If You Have Depression, Keep Fighting, You Are Strong
While we all feel sad, moody or low from time to time, some people experience these feelings intensely, for long periods of time (weeks, months or even years) and sometimes without any apparent reason.
What if your feelings of sadness linger, are excessive, or interfere with your work, sleep, or recreation? What if you’re feeling fatigue or worthlessness, or experiencing weight changes along with your sadness? You may be experiencing major depression.
Depression is more than just a low mood – it’s a serious condition that affects your physical and mental health. Depression affects how you feel about yourself and makes life more difficult to manage from day to day.
Also, depression can steal your physical, emotional and mental energy. But to those who have not experienced depression, the question of “how depression makes your body feel” might be a strange one. What does a mental illness have to do with your body, anyway?

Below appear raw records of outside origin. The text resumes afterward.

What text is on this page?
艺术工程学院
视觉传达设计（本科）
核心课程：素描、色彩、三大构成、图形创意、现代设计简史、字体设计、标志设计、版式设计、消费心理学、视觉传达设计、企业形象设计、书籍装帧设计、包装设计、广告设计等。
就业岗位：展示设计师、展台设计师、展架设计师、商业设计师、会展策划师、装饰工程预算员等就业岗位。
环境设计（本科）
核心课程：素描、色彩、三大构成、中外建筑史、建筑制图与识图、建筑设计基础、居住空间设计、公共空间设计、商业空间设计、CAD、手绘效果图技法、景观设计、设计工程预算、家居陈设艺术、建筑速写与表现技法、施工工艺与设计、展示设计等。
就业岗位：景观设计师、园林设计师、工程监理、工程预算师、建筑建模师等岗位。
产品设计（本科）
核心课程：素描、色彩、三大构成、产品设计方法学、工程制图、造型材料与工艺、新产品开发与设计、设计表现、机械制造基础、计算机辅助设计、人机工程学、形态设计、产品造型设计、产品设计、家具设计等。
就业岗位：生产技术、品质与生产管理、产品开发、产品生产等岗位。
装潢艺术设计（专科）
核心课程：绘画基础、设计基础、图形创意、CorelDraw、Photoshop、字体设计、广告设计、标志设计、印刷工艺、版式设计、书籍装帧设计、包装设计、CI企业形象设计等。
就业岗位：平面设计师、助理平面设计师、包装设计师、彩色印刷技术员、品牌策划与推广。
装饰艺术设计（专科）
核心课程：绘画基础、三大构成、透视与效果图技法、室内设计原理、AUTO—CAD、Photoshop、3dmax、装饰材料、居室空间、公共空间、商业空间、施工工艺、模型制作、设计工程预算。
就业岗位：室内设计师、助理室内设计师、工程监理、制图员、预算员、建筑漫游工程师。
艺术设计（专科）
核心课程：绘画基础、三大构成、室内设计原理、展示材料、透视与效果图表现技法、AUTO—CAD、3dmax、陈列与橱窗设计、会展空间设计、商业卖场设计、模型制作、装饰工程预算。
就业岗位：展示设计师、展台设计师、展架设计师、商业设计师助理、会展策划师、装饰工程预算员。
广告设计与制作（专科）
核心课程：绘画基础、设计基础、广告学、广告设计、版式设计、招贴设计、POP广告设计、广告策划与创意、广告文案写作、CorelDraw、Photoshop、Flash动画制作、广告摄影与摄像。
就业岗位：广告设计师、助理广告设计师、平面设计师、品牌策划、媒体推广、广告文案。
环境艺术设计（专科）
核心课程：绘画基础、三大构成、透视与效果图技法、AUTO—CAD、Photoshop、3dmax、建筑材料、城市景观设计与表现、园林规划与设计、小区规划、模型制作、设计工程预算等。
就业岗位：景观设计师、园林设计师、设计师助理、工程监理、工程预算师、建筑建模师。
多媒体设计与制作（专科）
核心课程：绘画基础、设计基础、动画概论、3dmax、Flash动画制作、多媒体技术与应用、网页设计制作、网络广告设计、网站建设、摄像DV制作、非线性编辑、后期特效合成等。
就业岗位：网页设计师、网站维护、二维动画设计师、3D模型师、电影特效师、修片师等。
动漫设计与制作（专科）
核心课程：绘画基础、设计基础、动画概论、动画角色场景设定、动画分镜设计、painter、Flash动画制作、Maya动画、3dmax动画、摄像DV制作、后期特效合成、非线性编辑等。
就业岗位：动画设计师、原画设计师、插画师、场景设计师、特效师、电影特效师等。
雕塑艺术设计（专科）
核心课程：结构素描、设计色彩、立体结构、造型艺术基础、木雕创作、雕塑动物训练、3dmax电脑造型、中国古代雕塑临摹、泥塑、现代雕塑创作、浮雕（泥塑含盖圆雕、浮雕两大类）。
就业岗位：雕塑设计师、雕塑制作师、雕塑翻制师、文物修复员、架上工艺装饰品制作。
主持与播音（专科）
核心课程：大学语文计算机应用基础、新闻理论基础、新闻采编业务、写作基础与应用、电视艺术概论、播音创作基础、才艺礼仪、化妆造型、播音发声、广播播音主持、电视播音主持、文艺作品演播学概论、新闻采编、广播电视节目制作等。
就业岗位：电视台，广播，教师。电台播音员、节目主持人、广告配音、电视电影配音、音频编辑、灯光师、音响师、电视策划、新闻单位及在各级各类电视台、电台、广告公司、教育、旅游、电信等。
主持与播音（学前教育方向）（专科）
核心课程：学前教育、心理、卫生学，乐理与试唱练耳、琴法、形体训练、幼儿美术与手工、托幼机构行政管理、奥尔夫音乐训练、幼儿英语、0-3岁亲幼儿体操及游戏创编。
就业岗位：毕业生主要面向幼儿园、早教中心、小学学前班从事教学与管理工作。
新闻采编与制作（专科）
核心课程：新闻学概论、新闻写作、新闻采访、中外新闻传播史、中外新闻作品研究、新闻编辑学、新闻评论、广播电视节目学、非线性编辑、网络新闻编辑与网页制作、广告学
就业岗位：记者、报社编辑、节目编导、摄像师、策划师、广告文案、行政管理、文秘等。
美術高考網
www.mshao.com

You need to know that depression can hurt. Furthermore, depression as an illness frequently shows up with aches and pains. It can feel like someone is constantly pushing your head down and your body towards the ground. Holding your head up and smiling can feel impossible. Sometimes, it feels like gravity is just working twice as hard on you.
People with depression cannot simply “pull themselves together” and get better.
Treatment with counseling, medication, or both is key to recovery.
Here are some signs of depression, read carefully. If you have five or more of these symptoms for most of the day, nearly every day, for at least two weeks, and the symptoms are severe enough to interfere with your daily activities, you may have major depression. Your primary care doctor is a good place to start.
- Depressed mood, sadness, or an “empty” feeling, or appearing sad or tearful to others
- Loss of interest or pleasure in activities you once enjoyed
- Significant weight loss when not dieting, or significant weight gain
- Inability to sleep or excessive sleeping
- Restlessness or irritation, or feelings of “dragging”
- Fatigue or loss of energy
- Feelings of worthlessness, or excessive or inappropriate guilt
- Difficulty thinking or concentrating, or indecisiveness
- Recurrent thoughts of death or suicide without a specific plan, or a suicide attempt or specific plan for committing suicide
You need to know when someone confides that they have depression, they are not revealing a weakness. Rather, they are demonstrating their strength despite a difficult, often chronic illness.
And if you have depression, keep fighting. You are strong. You will succeed, you will win.